Your question contains several inconsistancies and things that don't make sense. You apparently want to transfer a sizeable amount of energy wirelessly into a car from some sort of transmitter. You say you want 50 kW energy transfer rate for 2 seconds, which is 100 kJ. Now for the inconsistancies and problems:

  1. You say you don't mind "efficiency loss" (inefficiency?) in the question, and that you are "not concerned with energy loss" in a comment. Let me be really clear. At 50 kW efficiency is a big deal. Even if you don't care about wasting energy and its economic and environmental costs, dealing with the heat will be difficult and expensive. Let's say you have 50% efficiency. That means to get 50 kW to the load, you have to supply 100 kW and that 50 kW of that will make something somewhere get hot in a hurry. This is not something you get to ignore.

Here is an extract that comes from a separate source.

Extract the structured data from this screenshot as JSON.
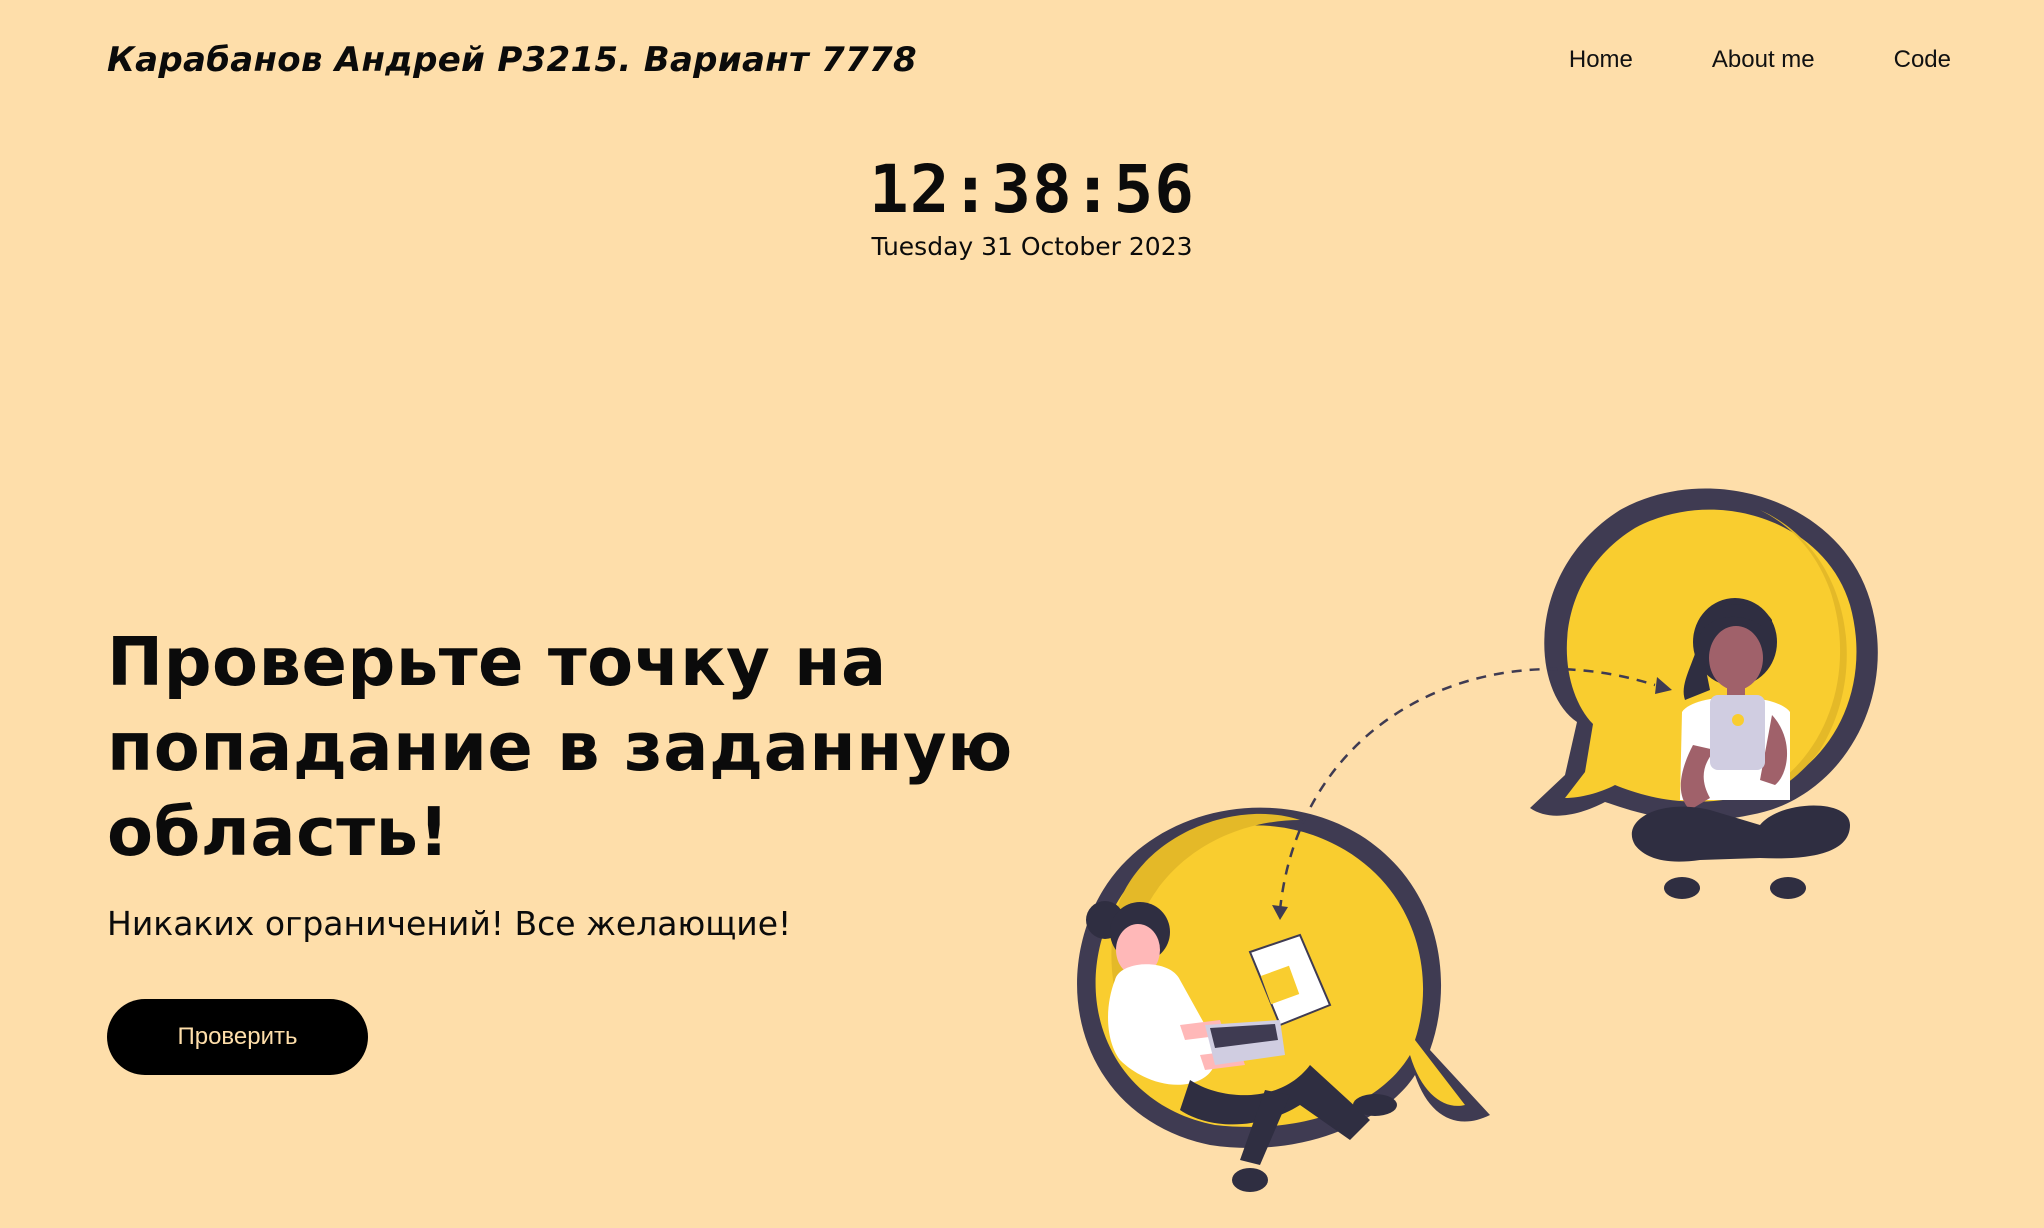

  2. You mention storing this 100 kJ in supercapacitors. Do the math. Today you can get a supercap that is rated for 5 V and 1 F that is around 1 cubic inch in volume, or about 16 ml. The total energy it can store (ignoring that you'll never get all of it back out) is 12.5 J, which comes out to a volumetric energy density of 780 J/l. To store your 100 kJ would require 130 l, or a cube about 1/2 meter on a side. Note that this doesn't account for mountings, invevitable spaces between individual caps, interconnects, room for airflow or some other means of cooling, etc.

  3. You basically want to create a transformer between a primary burried below the road surface and a secondary in car above the road surface. There will be some inevitable minimum separation between these, and the magnetic leakage field will be large. Anything in the vicinity that can conduct electricity, like the metal care frame and other mechanical structures, are going to have eddy currents created in them. A large metal object like a car frame can dissipate this power for a while, but it will rob power from the magnetic field and lower the Q of any resonance you hope to set up.

    Put another way, the intended pickup coil will only be a small part of what the magnetic field produced by the transmitter "sees", so it's characteristics won't have a large effect on overall operation and won't intercept a large fraction of the total power.

  4. The inevitable large transmitter field is going to effect everything in its vicinity, including any people in the car. I'm not going to sit my butt in a 100 kW (at least) magnetic field. Even if you can shield occupants and only .1% of the power gets to them, that's still 100 W. Have you done careful studies what a 100 W magnetic field at 10s to 1000s of MHz does to a human body? Even microamp currents in the wrong place in the brain or other parts of the nervous system could possibly cause trouble. And what about long term effects? Can you show that repeated exposure over 10s of years is safe even if a single exposure appears to cause no immediate harm? I didn't think so. There is still legitimate scientific debate over whether a cell phone routinely held to your ear has any long term effect, and that's a rather lower power level and is largely a electric field.